When Dr Grove is found murdered, all sorts of reasons are given for his death and various suspects and their motives come to light, but without spoiling the story, it’s when someone the reader least suspects confesses, and shocking events follow, that the narrative (and the reader’s heart) quickens.

But Grove’s murder is just the tip of the proverbial iceberg. Bubbling away beneath the brutal death of this pompous man are plots and secrets aplenty as well as those who fear what the discovery of these might do to a kingdom fractured by religion, potential wars and the lascivious desires of a once deprived and exiled king.

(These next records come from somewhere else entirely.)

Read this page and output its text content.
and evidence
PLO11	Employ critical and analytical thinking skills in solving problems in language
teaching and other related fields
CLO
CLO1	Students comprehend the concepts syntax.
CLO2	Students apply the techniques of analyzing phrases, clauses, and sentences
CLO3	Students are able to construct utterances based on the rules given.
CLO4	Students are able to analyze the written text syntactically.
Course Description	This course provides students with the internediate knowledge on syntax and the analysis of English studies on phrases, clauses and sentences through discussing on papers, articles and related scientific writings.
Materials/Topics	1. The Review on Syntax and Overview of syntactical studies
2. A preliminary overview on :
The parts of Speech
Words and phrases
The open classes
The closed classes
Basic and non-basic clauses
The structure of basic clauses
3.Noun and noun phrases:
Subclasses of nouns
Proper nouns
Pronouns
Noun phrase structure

Hidden documents, unfair accusations, half-truths, outright lies, deceptions, decoys, murder and betrayal all feature in this incredibly plotted, wonderfully detailed book that brings an era of suspicion, intrigue, distrust but also wonder to life. The accuracy of the portrayals of real and fictitious figures (though even the fictitious ones are based on real people and events) is breath-taking. I was filled with admiration and so much respect (as well as a healthy does of lexical envy) for Pears who has written a tour de force with this book. When I finally finished, I was tempted to start again so as to really appreciate the way traps were laid, truths and evasions set into place before the big and ultimate reveal.

What a magnificent tome this is. I highly recommend it for lovers of history, mystery and just damn fine writing and stories.